Coffee spots: As the name suggests, spots are like a milk coffee color mixed with coffee and milk, with different sizes, round, oval or irregular in shape, with clear boundaries, smooth surface, no higher than the leather surface, and uniform pigment.
This is also a hereditary skin disease, mostly unrelated to sun exposure. It can appear at birth or after birth. It can occur anywhere on the body and will not go away. Cafeteria plaques can be a marker of multisystem disease, such as multiple neurofibromas.
Age spots: mostly occur in the elderly, but also in young people, usually occur in the 30 to 40 years old or later, also known as seborrheic keratosis, no self-healing tendency.
It can occur on the head, neck, and various parts of the body. The early lesions are small, flat, well-defined patches with smooth or slightly papilloma-like surfaces, light brown or dark brown. Later, the damage gradually increased, and the surface was obviously papilloma-like, and a thick layer of greasy scab could be formed. Senile plaques can be stimulated to cause inflammation and irregular proliferation of epithelial tissue.

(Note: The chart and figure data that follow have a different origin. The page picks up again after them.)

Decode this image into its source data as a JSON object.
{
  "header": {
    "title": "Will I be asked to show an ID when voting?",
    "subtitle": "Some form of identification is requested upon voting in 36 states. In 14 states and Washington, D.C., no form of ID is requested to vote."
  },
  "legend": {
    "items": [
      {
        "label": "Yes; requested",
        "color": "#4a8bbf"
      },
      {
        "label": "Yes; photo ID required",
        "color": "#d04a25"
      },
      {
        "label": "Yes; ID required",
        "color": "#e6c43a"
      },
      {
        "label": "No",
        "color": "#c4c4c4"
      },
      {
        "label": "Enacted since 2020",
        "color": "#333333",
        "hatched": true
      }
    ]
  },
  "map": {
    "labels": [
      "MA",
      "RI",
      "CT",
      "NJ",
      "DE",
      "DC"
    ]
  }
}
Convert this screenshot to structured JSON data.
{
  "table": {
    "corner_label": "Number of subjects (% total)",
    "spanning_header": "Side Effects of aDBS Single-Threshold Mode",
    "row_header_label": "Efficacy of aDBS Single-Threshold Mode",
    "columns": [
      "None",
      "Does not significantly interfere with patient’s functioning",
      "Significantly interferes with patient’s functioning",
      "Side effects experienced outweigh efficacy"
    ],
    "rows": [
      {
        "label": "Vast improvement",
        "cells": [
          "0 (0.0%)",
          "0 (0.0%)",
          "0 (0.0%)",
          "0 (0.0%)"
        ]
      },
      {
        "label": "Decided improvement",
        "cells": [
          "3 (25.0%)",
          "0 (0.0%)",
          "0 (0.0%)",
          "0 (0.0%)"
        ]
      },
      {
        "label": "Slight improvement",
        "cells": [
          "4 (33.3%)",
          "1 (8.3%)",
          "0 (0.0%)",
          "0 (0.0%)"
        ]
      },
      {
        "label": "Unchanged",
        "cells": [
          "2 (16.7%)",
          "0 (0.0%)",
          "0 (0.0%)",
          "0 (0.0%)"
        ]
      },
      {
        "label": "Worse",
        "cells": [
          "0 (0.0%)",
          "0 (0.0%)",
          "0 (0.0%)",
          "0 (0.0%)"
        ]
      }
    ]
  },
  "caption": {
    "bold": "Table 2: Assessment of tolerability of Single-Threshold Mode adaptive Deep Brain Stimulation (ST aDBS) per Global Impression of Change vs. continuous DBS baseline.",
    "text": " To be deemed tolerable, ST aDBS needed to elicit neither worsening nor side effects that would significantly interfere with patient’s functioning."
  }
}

Chloasma: Chinese medicine called liver spots. It is generally considered to be related to endocrine disorders, pregnancy, oral contraceptives, cosmetics, ultraviolet rays, etc., and is more common in women.
Chloasma is distributed symmetrically on the face, mainly on the cheeks, cheeks, nose and forehead, and sometimes in the shape of butterfly wings. According to the depth of pigmentation, it is divided into 3 types: epidermal, dermal, and mixed. The epidermal type is light brown in natural light, the dermal type is blue-gray, and the mixed type is dark brown.
Brown-cyan moles on the cheekbones: Most of them are on the cheekbones, and a few can also be found on the eyelids, nose, forehead and cheeks. Most of them are symmetrically distributed black-gray speckled pigmentation, flat on the skin surface. It belongs to dermal melanocytosis. It is more common in women and can occur in children to the elderly, and some patients have a family history.
Mole of Ota: also known as oculodermal melanocytosis, it is more common in women, and the cause of the disease is unknown. It is generally believed that there is little family history. Sun exposure, fatigue, bad mood, menstruation, and pregnancy can be aggravated.
More than 50% of cases of nevus of Ota have obvious facial skin pigment changes at birth. The distribution of age of onset shows two peaks in infancy and adolescence, and occasionally occurs late or during pregnancy.
For pigmentation, an effective solution is laser treatment. The principle of laser treatment of pigmented diseases is selective photothermal action. Specific laser parameters, such as different wavelengths, pulse widths, and energies, are used to treat specific targets or chromophores, melanin or hemoglobin.